Wednesday, April 25, 2012

Car Of The Day: April 25, 2012

Today's car of the day is Johnny Lightning's 1973 Ford Mustang Mach 1.

The first-generation Ford Mustang is the original pony car, manufactured by Ford Motor Company from 1964 until 1973.

It was initially introduced as a hardtop and convertible with the fastback version put on sale the following year. At the time of its introduction, the Mustang, sharing its underpinnings with the Falcon, was slotted into a compact car segment.
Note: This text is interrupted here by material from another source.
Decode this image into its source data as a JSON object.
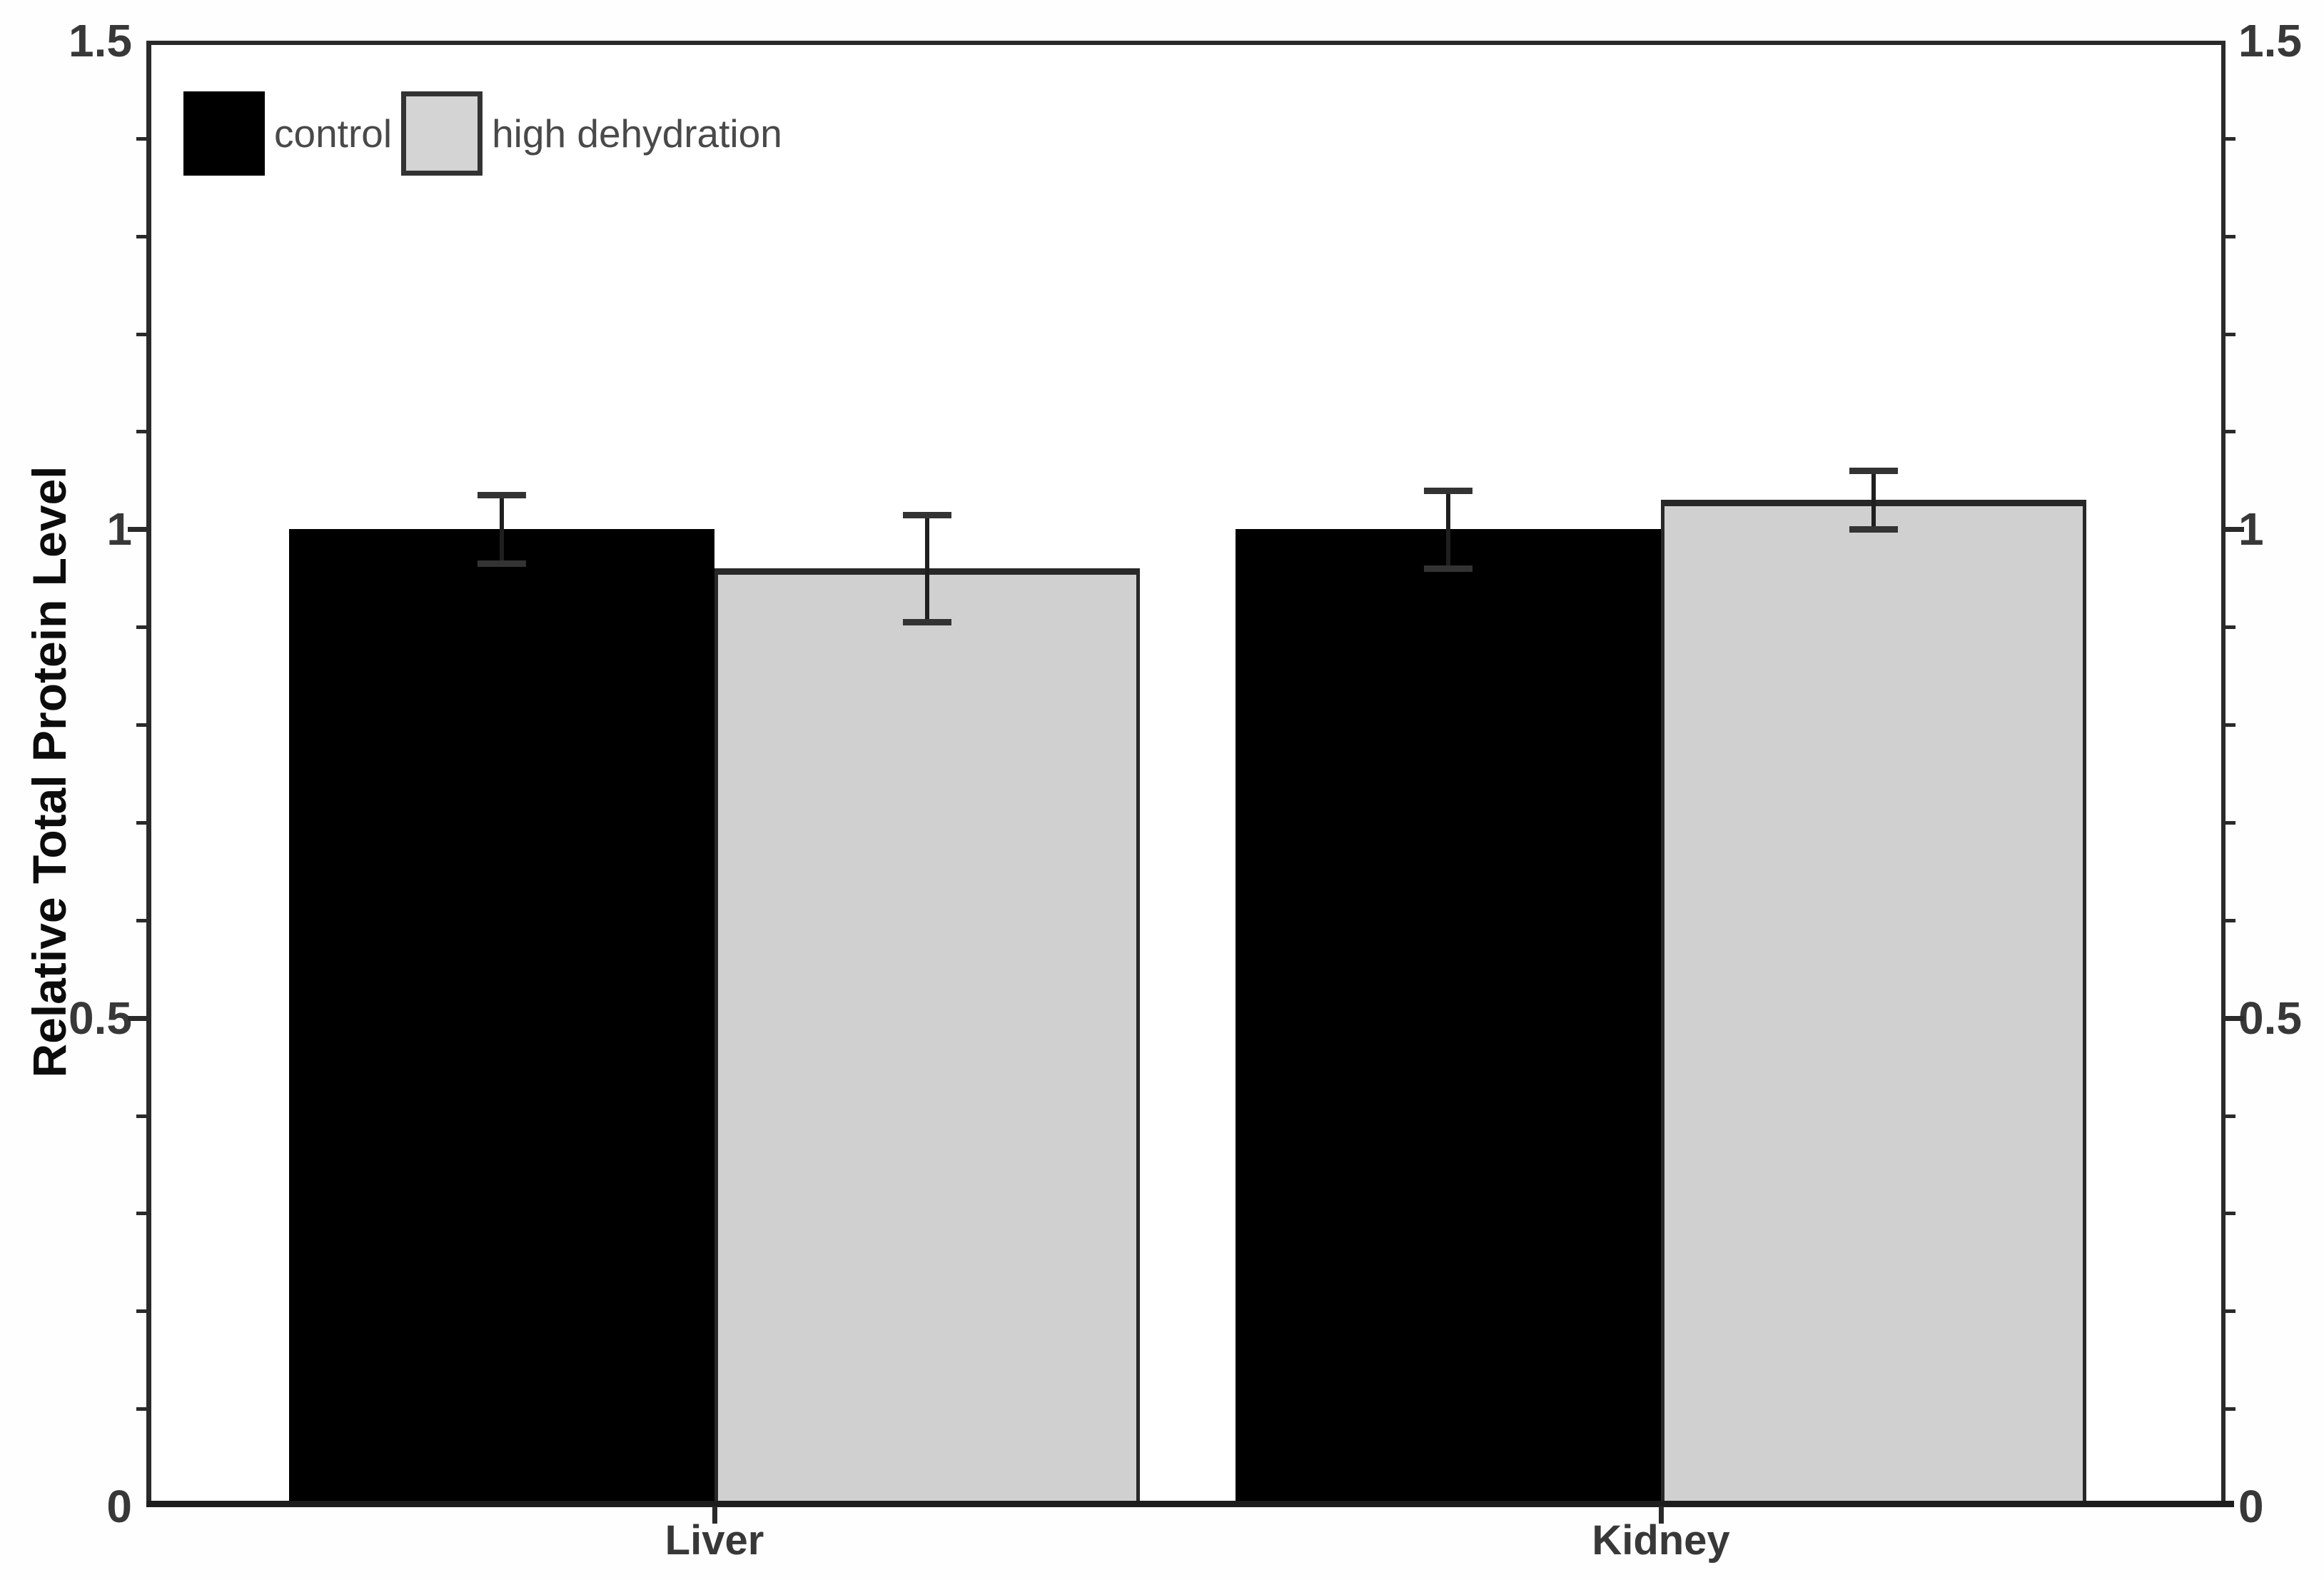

With each revision, the Mustang saw an increase in overall dimensions and in engine power. After an initial surge, sales were steadily declining and Ford began working on a new generation Mustang. With the onset of the 1973 oil crisis, Ford was prepared, having already designed the smaller Mustang II for the 1974 model year. This new car had no common components with preceding models.

For more information and pictures of the real car please visit: Ford Mustang

I'm surprised by just how many scrapes and dings this car has.  I purchased it specifically for gravity racing (one of the better choices but there are faster cars out there).  It hasn't seen nearly enough track time to be this scuffed up.  I'm almost wondering if it got sent down the banger track a few times at some point.

The Mustang became larger and heavier with each revision, culminating with the 1971 to 1973 models designed under the supervision of Ford's new product design manager, Semon "Bunkie" Knudsen, originally of General Motors. Introduced in September 1970 Mustang MY 1971 saw the last high-performance big-block Mustang, 375 hp (280 kW) 429 Super Cobra Jet. The body style designed for the purpose of big-block installation versions was limited to a maximum of 351 cu in (5.8 L) in 1972 and 1973 due to stricter U.S. emission control regulation, as well as the low demand for big block muscle cars because of high insurance premiums. Two more high-performance engines were introduced in 1972; the 351 "HO" and the 351 Cobra Jet. Both versions were high performers for their era, but nowhere near the level of the Boss cars and original Cobra Jet. Automakers in the U.S. switched from "gross" to "net" power and torque ratings in 1972, which coincided with the introduction of low-compression engines with different, far more restrictive induction systems. Thus, it is difficult to compare power and torque ratings.

As before there were three body styles; hardtop, sportsroof and convertible. On hardtops there was 'Grande' trim offered, it was meant as a luxury version. Sportsroof models were performance oriented, as it was only body version with 'Mach 1' option available, which was distinguishable by decals, hood with scoops (nonfunctional in most models), color keyed; side mirrors, strip on the edge of the front fenders and hood, urethane front bumper and grille with 'sportlights'. Cars equipped with 'Boss' engine had appearance of Mach 1 package, excluding front bumper, which was chrome. Convertible was equipped with a power top, a glass rear window, and tinted windshield standard. It was last Mustang available as a convertible until 1983.

There were no significant changes in appearance during 1971–1973 model years, 1973 however brought some mild restyling. Front bumpers in 'Base' and 'Grande' and Urethane in 'Mach 1' were all replaced by new Urethane one of new design to comply with new regulations. Thus turn signals were moved from underneath it to inside of the grille next to the headlights. Because of those changes horizontal grille 'sportlights' seen in 1971–1972 'Mach 1' were discontinued as new vertical blinkers took they place. New rear bumpers were introduced too. Also in 1973 new design of decals for the 'Mach 1' has been introduced, 'hockey stick' side stripes of 1971–1972 were still available on the 'Exterior Decor Group'. Magnum 500 wheels has been discontinued for 1973 and replaced with forged aluminum wheels.
1971–1973 Mach 1 has become famous thanks to the appearances in the films Diamonds Are Forever (1971) and Gone in 60 Seconds (1974).

For 1972 Ford prepared special model called 'Sprint' it was meant to commemorate USA participation in 1972 Olympic Games. It consisted of special decals, color keyed front bumper, mirrors and grille taken from Mach 1. Performance suspension and wheels were also available.

There was no Shelby version of 1971–1973 Mustangs, save for the 'Shelby de Mexico GT-351', by Mexican dealer and very limited edition 'Shelby Europa', sold in Europe by private importer request to Shelby Motors.